/Reset Your Nervous System – My Guide to Lowering Cortisol

Reset Your Nervous System – My Guide to Lowering Cortisol

I just wrote up my personal reset plan in my notes and thought I would share. It’s different from what it would usually be…

During those first few months of the year, the conversation is often all about jumping into extremes to “jump start” our wellness routines to support the body. What I’m seeing is that people are craving and needing something different—their bodies are asking for a nervous system reset. 

Burnout is on the rise (I’ve never had this many people reach out to me about it), and so embracing yin over yang can really support our bodies right now.

Gentle-ness. Kindness. Stripping back. Simplifying. Slowing down.

This plan supports our stress response, adrenal glands and nervous system. This is key to energy, clarity and calm. That’s what I think we need.

My Nervous System Reset

Find the yin in our yang life.

  • Go extra slow – with everything! Our nervous system responds to our speed. Take a deep breath and mindfully go about things. Practice going slow when walking or eating. 
  • Say NO. Put yourself first. I find the ‘Let Them’ theory – Mel Robbins’ book has been incredibly helpful with this. It takes the pressure and expectations off.
  • Daily breathing exercise for 3-5 minutes. I use techniques by Huberman or Dr. Joe Dispenza to create a sense of calm both morning and night. 
  • Daily ocean swim if possible. When in Australia, I find this to be so grounding. It allows the body to feel completely relaxed and at peace. 
  • Early nights. I truly love prioritising my Soothing Nighttime Routine. I notice I feel my best when I stick to it consistently. 
  • JSHealth Stress Free Zone (SFZ). It’s crucial to carve out 10 minutes a day to switch off from stress. Put your legs up against the wall and practice deep belly breathing. This is what I call entering the SFZ!
  • Strict phone and social media switch-off. I aim for 8:30pm every evening so I can wind down both the body and mind.
  • Daily movement: 30-60 minutes. Remember: listen to your body. Find a way of moving that you truly enjoy and make time for that each day – it could be weights, walking, yoga, pilates or swimming. 
  • Yin yoga. Practice whenever possible. I use the yoga flows on the JSHealth App (10-20 minutes) and do these when I wake. 

Nervous System-Supporting Supplements

  • Adaptogens for adrenal support.
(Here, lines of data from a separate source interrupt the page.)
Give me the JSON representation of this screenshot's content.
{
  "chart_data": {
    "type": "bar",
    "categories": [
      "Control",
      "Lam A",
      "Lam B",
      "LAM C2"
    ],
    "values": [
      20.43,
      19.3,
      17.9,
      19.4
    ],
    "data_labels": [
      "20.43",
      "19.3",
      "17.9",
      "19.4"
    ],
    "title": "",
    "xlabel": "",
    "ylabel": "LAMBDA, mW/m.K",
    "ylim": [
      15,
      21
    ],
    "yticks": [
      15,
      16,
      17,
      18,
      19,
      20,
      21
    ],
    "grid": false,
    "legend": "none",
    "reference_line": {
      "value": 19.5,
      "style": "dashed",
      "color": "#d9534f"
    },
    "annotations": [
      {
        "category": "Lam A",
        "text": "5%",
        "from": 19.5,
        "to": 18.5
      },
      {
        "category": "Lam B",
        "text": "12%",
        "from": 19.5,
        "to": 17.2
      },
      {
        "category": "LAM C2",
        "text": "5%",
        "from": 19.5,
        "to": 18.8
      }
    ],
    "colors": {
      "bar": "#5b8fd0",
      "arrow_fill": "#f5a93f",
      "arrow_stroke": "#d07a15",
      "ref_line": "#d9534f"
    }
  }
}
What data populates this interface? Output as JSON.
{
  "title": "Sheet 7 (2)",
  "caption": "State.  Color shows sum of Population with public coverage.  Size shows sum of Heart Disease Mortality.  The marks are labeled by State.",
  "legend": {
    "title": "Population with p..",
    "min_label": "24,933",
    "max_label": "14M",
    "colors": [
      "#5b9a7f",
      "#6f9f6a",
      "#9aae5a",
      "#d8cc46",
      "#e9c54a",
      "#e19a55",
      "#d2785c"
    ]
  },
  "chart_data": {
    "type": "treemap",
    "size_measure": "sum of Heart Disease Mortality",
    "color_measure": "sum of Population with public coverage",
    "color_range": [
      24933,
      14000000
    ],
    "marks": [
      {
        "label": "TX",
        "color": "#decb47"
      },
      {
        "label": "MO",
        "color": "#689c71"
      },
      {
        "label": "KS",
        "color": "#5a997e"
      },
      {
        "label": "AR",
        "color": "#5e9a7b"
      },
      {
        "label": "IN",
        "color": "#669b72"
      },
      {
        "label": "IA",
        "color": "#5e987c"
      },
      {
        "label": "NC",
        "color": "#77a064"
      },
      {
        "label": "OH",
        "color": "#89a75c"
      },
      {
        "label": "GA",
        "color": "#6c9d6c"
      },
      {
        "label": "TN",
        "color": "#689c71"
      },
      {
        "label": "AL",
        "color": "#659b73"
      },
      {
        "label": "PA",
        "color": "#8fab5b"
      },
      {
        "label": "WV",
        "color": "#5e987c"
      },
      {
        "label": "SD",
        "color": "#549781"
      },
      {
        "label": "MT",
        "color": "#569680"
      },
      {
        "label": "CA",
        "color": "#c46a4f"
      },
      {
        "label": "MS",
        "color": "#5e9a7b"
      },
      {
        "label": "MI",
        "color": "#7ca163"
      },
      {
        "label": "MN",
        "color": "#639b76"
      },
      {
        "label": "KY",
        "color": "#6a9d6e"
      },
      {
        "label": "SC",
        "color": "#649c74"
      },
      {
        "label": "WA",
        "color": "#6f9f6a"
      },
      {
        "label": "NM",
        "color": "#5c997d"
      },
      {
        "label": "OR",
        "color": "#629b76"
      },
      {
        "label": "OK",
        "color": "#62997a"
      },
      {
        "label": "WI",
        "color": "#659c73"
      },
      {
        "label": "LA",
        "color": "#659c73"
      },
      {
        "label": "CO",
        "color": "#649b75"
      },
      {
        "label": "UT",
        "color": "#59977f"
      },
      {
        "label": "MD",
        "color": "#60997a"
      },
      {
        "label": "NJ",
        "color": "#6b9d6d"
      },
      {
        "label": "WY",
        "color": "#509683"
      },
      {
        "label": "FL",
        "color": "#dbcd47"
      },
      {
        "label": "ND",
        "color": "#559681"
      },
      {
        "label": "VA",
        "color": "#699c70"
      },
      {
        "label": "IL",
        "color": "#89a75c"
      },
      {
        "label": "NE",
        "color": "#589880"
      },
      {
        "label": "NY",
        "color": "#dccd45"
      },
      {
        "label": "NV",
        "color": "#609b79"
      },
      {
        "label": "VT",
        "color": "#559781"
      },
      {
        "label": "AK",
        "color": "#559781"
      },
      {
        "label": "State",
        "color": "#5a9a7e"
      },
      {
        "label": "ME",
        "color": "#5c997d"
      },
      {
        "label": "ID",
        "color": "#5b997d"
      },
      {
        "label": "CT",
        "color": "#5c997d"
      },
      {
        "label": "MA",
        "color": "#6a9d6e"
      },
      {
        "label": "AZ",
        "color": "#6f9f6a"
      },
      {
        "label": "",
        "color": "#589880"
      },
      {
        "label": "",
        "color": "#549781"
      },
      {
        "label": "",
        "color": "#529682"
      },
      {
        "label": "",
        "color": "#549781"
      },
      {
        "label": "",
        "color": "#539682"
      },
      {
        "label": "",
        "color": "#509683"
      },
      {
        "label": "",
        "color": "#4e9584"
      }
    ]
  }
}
I personally love American ginseng to promote daily energy naturally and Ashwagandha to calm the nervous system.
  • Magnesium powder at night to help the body and mind wind down. Look for one with multiple forms of high-quality magnesium.
  • Probiotics for gut health. I prefer a multi-strain blend with 35 billion CFU probiotics. Look for science-backed strains such as Bifidobacterium lactis to support healthy digestive system function.
  • Sleep formula. Natural sleep formulas with herbs like lavender and passionflower can be incredibly soothing.
  • Saffron. Research has shown that saffron can be very powerful in balancing healthy moods. It also relieves symptoms of stress and mild anxiety, while supporting sleep quality—a great all round support for a balanced nervous system.

Grounding Nutrition

  • One coffee a day. Enjoy coffee the JSHealth way: 1-2 coffees before midday to support your circadian rhythm and nervous system response. 
  • Nutritious meals. Focus on nourishing your body with wholefoods, colourful fruits and vegetables, healthful fats and quality proteins. 
  • Stick to cooking during the week. Look forward to eating out or trying new restaurants on weekends and really enjoy it! 
  • Alcohol pause. I’ve been off alcohol for the last 3 weeks and can’t tell you the clarity it brings to me.
  • Listen to your body. Remember, you know what’s best for YOU. Focus on meals that make you feel satiated, energised and truly nourished. 
  • Be kind to yourself. Focus on progress and celebrate the small wins. Perfection isn’t attainable. 
  • Avoid falling for the latest diet trends or promises of quick results. Remember this: research confirms the results of diet fads are often short-term. It’s not worth it. Embrace balance because this allows for long-term success. I only follow social media accounts that promote this balanced approach.